PySpark Filter by Case-Insensitive Examples

Prabha

4 months ago

In PySpark, to filter the rows of a DataFrame case-insensitive (ignore case) you can use the lower() or upper() functions to convert the column values to lowercase or uppercase, respectively, and apply the filtering or where condition. These functions are particularly useful when you want to standardize the case of string data for comparison purposes. They allow you to perform case-insensitive searches, comparisons, or filters in PySpark.

Alternatively, we can also use the PySpark ilike() function directly for case-insensitive. The ilike() function is used for case-insensitive pattern matching in string columns. It is similar to the like() function but performs a case-insensitive match.

Key Points on Case Insensitive

Case-Insensitive Filtering: In PySpark, case-insensitive filtering is achieved by using functions like lower() or upper() in conjunction with string comparison functions.
Lowercasing or Uppercasing: Applying lower() or upper() to the relevant columns ensures uniform case representation, facilitating case-insensitive comparisons.
String Comparison after Transformation: Transforming columns to lowercase or uppercase allows for case-insensitive equality checks using standard PySpark comparison operators like ==.
Improved Data Consistency: Case-insensitive filtering enhances data consistency by treating uppercase and lowercase characters as equivalent, preventing match discrepancies.
Integration into DataFrame Operations: The case-insensitive filtering approach seamlessly integrates into PySpark DataFrame operations, enabling efficient and consistent handling of case variations in string data.

To begin with an example, let’s prepare sample data and DataFrame.


# Imports
from pyspark.sql import SparkSession
from pyspark.sql.functions import col

# Create a Spark session
spark = SparkSession.builder.appName("SparkByExamples").getOrCreate()

# Create a sample DataFrame
data = [("Ricky", 10), ("Bunny", 15), ("Coco", 8), ("Pippy", 20)]
columns = ["name", "age"]
df = spark.createDataFrame(data, columns)
df.show()

Output.


# Output
+-----+---+
| name|age|
+-----+---+
|Ricky| 10|
|Bunny| 15|
| Coco|  8|
|Pippy| 20|
+-----+---+

1. Filtering Rows by Case-Insensitive (Ignoring case)

Case-insensitive filter in PySpark is achieved by using functions like lower() or upper() in conjunction with string comparison functions. Let’s look at these functions and learn how they solve case-insensitive filtering. Case-insensitivity allows you to do string operations or filtering without worrying whether characters are upper or lower case.

1.1 Using lower()

Using the lower() function, we can convert the characters in a string column to lowercase. This function is useful for standardizing the case of string data, allowing for case-insensitive comparisons, sorting, or filtering.
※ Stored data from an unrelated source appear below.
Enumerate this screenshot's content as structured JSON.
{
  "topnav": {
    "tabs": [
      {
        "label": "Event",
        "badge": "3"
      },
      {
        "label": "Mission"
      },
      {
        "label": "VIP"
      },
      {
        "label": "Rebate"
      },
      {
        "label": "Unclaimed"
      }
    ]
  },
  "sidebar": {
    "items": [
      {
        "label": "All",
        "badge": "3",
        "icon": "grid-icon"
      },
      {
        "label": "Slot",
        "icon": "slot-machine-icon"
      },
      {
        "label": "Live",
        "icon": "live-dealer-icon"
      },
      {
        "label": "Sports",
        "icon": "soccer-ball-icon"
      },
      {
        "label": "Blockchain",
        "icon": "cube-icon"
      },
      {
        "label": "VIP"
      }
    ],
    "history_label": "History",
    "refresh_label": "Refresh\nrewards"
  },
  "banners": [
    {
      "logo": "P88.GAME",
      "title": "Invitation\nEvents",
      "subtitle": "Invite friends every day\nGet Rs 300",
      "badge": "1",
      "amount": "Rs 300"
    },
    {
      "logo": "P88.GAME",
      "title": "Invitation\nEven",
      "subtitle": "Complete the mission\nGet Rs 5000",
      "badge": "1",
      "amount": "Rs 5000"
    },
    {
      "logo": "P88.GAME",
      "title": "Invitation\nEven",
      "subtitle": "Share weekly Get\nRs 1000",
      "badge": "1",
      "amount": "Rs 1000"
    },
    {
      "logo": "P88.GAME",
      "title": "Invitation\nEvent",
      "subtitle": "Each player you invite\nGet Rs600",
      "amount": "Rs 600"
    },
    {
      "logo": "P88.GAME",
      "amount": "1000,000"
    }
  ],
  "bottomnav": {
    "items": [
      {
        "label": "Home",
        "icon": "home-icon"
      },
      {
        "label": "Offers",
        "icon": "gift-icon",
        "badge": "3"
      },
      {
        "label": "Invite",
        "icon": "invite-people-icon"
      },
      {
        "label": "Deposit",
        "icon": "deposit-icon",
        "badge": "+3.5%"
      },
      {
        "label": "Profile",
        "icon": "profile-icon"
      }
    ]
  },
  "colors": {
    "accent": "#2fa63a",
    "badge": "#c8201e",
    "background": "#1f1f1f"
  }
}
The lower() function in PySpark takes a column containing strings as input and returns a new column where all the characters in each string are converted to lowercase. This transformation is valuable when you want to standardize the case of string data, allowing for case-insensitive comparisons, sorting, or filtering in subsequent DataFrame operations.

The code snippet below demonstrates applying the lower() function with the filter to filter strings with case insensitive (ignore case).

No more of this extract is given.